An Optimization algorithm for nonsmooth nonconvex problems with upper-C^2 objective

TL;DR

This paper introduces a new bundle method algorithm tailored for nonsmooth, nonconvex optimization problems with upper-C2 objectives, demonstrating improved efficiency and applicability to real-world power flow problems.

Contribution

The paper presents a simplified, more efficient bundle method for upper-C2 problems, extending its applicability to constrained nonconvex optimization with practical power system applications.

Findings

Algorithm is globally convergent with bounded parameters.

Proposed method outperforms conventional bundle methods in efficiency.

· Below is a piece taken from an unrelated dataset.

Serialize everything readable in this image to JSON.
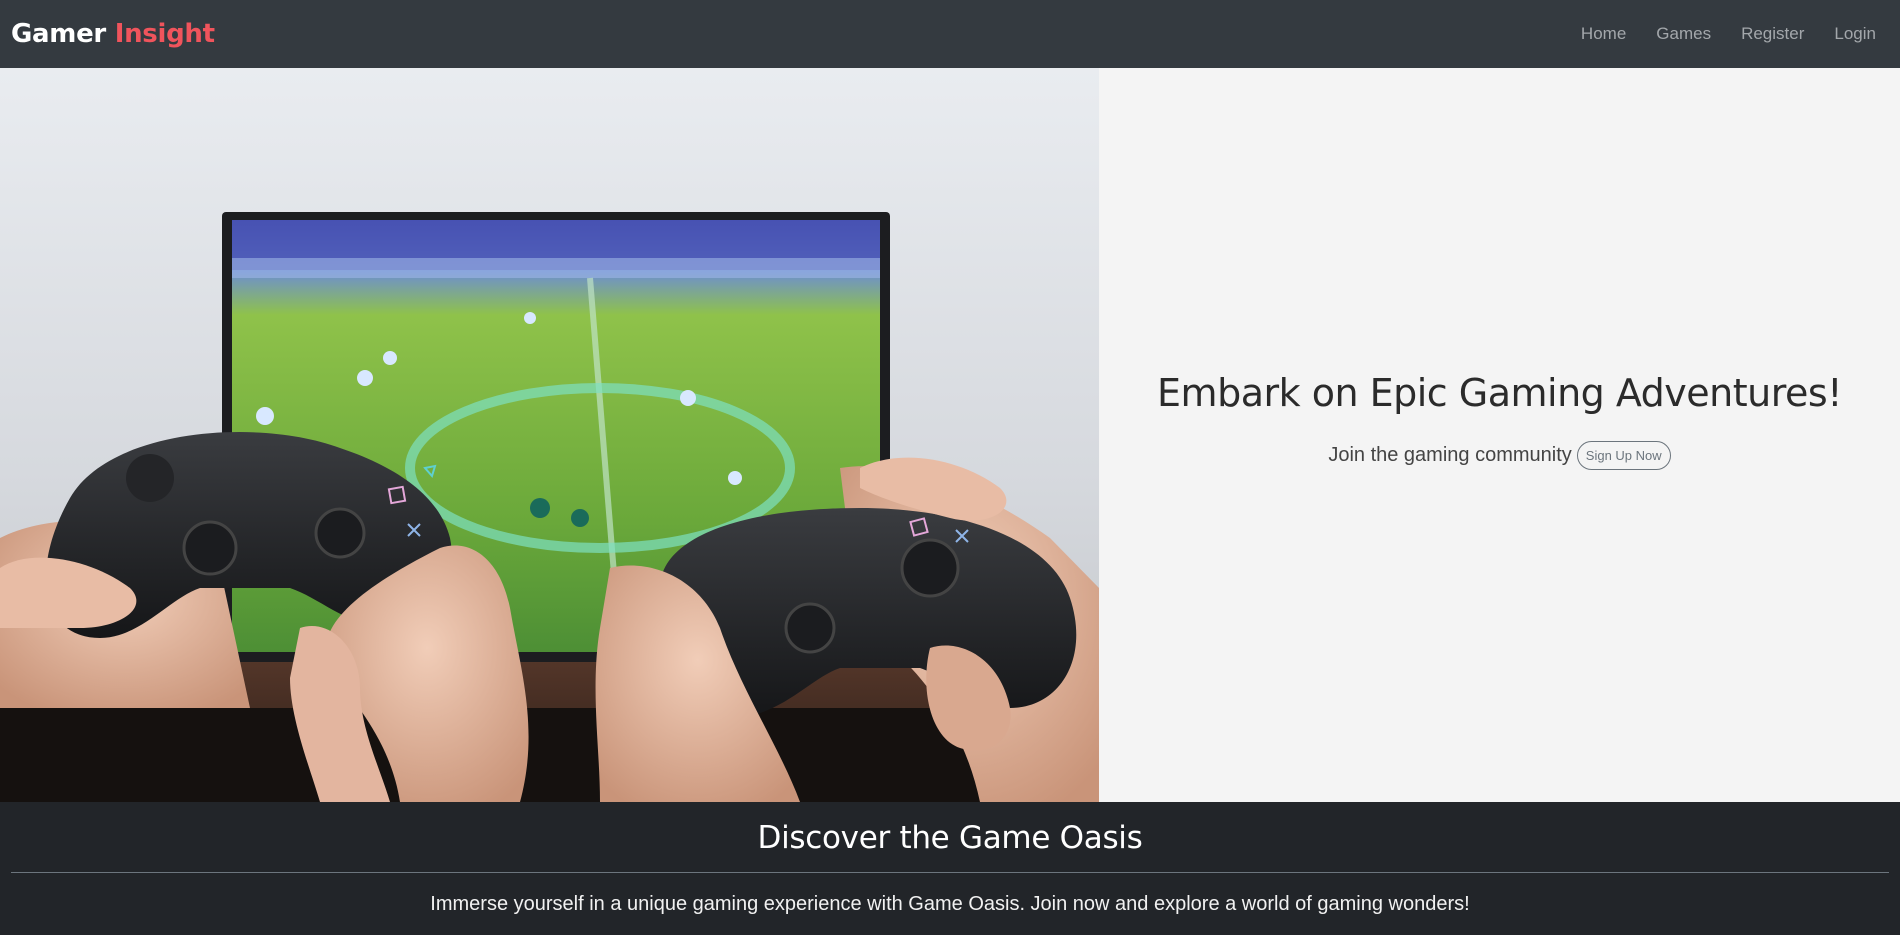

Successfully applied to real-world optimal power flow problems.

Abstract

An optimization algorithm for nonsmooth nonconvex constrained optimization problems with upper-C2 objective functions is proposed and analyzed. Upper-C2 is a weakly concave property that exists in difference of convex (DC) functions and arises naturally in many applications, particularly certain classes of solutions to parametric optimization problems [34, 4], e.g., recourse of stochastic programming [36] and projection into closed sets [34]. The algorithm can be viewed as a bundle method specialized for upper-C2 problems and is globally convergent with bounded algorithm parameters. Compared to conventional bundle methods, the proposed method is both simpler and computationally more efficient. The algorithm handles general smooth constraints similarly to sequential quadratic programming (SQP) methods and uses a line search to ensure progress. The potential inconsistencies from the linearization of the constraints are addressed through a penalty method. The capabilities of the algorithm are demonstrated by solving both simple upper-C2 problems and real-world optimal power flow problems used in current power grid industry practices.